China welcomes Taiwan president's peace proposal
BEIJING (Reuters) - China on Wednesday welcomed a proposal by Taiwan President Ma Ying-jeou to consider a peace treaty with its long-time rival, but warned Taiwan's China-skeptical opposition not to whip the matter up to make political capital.
China and Taiwan have been ruled separately since 1949 when the Nationalists retreated to the island after losing control of the mainland to the communists in the civil war.
China has never renounced the use of force to regain control of Taiwan, though Taiwan unilaterally announced the end of hostilities in 1991.
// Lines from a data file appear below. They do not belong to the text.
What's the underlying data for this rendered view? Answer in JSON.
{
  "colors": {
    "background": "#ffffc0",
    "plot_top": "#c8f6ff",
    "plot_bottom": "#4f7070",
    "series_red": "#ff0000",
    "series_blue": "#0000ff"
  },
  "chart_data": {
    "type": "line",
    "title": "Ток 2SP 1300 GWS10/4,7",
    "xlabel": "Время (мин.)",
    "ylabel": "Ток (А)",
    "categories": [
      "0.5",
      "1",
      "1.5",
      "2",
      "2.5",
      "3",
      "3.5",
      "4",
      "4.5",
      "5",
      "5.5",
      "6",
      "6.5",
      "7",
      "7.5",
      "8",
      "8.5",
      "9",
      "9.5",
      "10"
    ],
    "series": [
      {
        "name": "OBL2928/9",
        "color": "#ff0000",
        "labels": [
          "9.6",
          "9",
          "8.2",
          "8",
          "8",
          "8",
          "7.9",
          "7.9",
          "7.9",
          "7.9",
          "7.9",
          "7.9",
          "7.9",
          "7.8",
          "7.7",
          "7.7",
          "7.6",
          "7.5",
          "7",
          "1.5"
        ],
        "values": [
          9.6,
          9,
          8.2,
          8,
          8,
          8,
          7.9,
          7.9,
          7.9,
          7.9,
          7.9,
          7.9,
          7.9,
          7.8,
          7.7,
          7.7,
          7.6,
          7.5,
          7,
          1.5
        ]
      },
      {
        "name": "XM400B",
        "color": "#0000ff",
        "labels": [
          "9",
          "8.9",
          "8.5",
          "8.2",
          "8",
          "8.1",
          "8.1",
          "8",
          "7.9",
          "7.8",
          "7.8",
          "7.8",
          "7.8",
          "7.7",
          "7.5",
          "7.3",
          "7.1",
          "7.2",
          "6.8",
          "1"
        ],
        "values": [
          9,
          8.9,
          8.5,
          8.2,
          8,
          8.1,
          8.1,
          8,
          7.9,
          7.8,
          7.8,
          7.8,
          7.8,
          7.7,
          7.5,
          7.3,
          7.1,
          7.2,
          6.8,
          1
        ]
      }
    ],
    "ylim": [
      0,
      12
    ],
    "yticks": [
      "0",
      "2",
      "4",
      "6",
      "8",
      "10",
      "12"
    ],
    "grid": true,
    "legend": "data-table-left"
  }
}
"Ending the state of hostility between the two sides and reaching a peace agreement accords with the overall interests of the Chinese nation and is the common wish of compatriots on both sides of the Strait," Yang Yi, spokesman for China's Taiwan Affairs Office, told reporters.
"This is a position we have upheld for many years and is the natural outcome of the peaceful development of cross-Strait relations."
"Chinese nation" is a term used by China that refers to the people who live on both sides of the Taiwan Strait in line with its "one China" policy.
Ma set off a controversy last week when he suggested a peace treaty with China could be signed in 10 years, drawing expressions of disquiet from his own party and charges from the opposition that he was jeopardizing Taiwan's security.
Following the criticism, he later said that any deal would be preceded by a referendum to gauge public opinion, a comment that risked upsetting Beijing, for whom referendums in Taiwan on political matters are anathema.
After Ma's comments, the opposition Democratic Progressive Party (DPP) submitted a parliamentary proposal to change the island's referendum law to require all political talks with China to be submitted to a referendum.
However the ruling Nationalists, with their big majority in the parliament's procedural committee, voted against adding the proposal to the parliament agenda, effectively blocking it.
China spokesman Yang said all "important matters" which involved relations between the two sides should "consider the wishes" of both peoples. But he implied the DPP was playing games.
"Political consultations are something ... for the future when conditions are right, and no political force ought to be allowed to use this as an opportunity to whip things up and seek political gain," he added.
China has stepped up is rhetoric against the DPP in the past few weeks, despite the DPP's softening of its pro-independence stance which has angered Beijing in the past.
Ma is facing a tight battle for re-election in January presidential polls and is campaigning on the success of his policy of engaging China economically, which he says has kept the peace between the one-time Cold War foes.
The opposition says the policy is allowing China too much influence over Taiwan and is a first step toward reunification.